Tesla V100 architecture
NVIDIA engineers made a number of changes to Tesla® V100 hardware architecture that affected to GV 100 chip and streaming multiprocessors. New GV 100 consists of the multiple memory controllers and Graphics Processing Clusters (GPCs) including Texture Processing Clusters (TPCs). In turn, TPC clusters consist of the multiple Streaming Multiprocessors (SMs).
NVIDIA Tesla V100 SXM2 Form-factor
Full version of Volta architecture compute processor contains six GPC clusters and 42 TPC clusters, each of which includes two SM multiprocessors. It means there are total of 84 SM multiprocessors in a chip, each containing 64 FP32 cores, 64 INT32 cores, 32 FP64 cores, and 8 new tensor cores specialized in neural network acceleration. Also, each multiprocessor contains four TMU texture units.
With 84 SMs, the GV 100 has a total of 5,376 FP32 and INT32 cores, 2,688 FP64 cores, 672 Tensor cores, and 336 texture units. For accessing a local video memory GPU has eight 512-bit HBM2 memory controllers providing together a 4096-bit memory bus. Each fast HBM2 memory stack is controlled by its own pair of memory controllers, and each of the memory controllers is connected to a 768KB L2 cache partition, giving the GV 100 a total of 6MB of L2 cache.
It is worth noting that technically a new GV 100 chip is compatible with the old one. It has been made for speeding up a production and introduction of the new items that can be used with the same motherboards, power systems and other components.

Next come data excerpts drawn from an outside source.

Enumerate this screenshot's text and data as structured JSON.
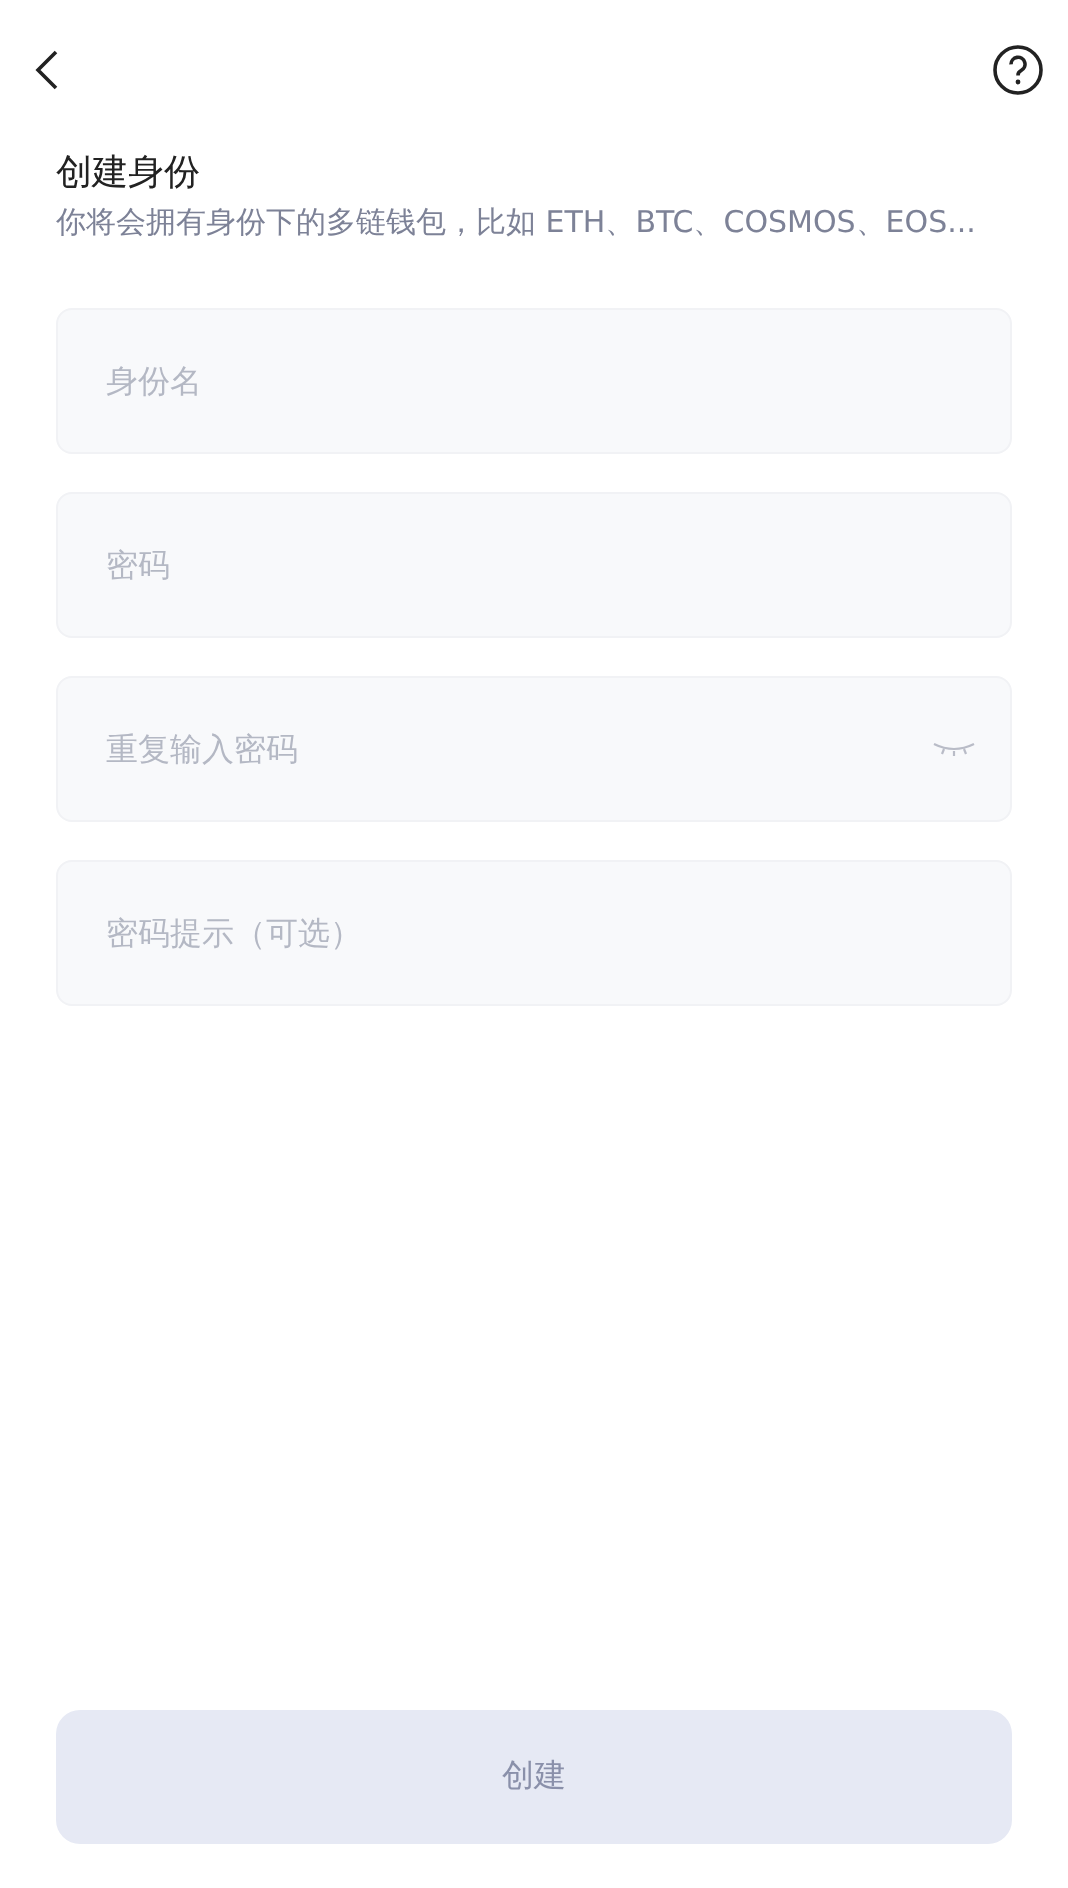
{
  "header": {
    "title": "创建身份",
    "subtitle": "你将会拥有身份下的多链钱包，比如 ETH、BTC、COSMOS、EOS..."
  },
  "fields": [
    {
      "kind": "text",
      "placeholder": "身份名"
    },
    {
      "kind": "text",
      "placeholder": "密码"
    },
    {
      "kind": "toggle",
      "placeholder": "重复输入密码"
    },
    {
      "kind": "text",
      "placeholder": "密码提示（可选）"
    }
  ],
  "submit": {
    "label": "创建",
    "disabled": true
  }
}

Tesla® V100 received its updated computing capabilities due to the release of a new version of the software platform for computing on GPU - CUDA 9. This version of the package fully supports Volta architecture and Tesla V100 accelerator. Also, it has initial support for the specialized tensor cores providing a large speed boost for the mixed-precision matrix operations that are widely used in the deep learning problems.
GV100 Computing Processor also supports a new level of computing capability - Compute Capability 7.0. In addition, CUDA 9 has accelerated libraries for linear algebra, image processing, FFT and others, improvements in the programming model, unified memory support, compiler and developer tools.
Comparative characteristics of Tesla® V100 specifications presented in the form of table. Maximum power consumption of Tesla V100 for the servers with NVLink is 300 W, of Tesla V100 and Tesla V100s of PCIe servers - 250 W.
Fusing HPC and AI, the NVIDIA Tesla V100 accelerator excels both in computing during the running simulations and in processing data to extract useful information from them. This is a new driving force behind artificial intelligence.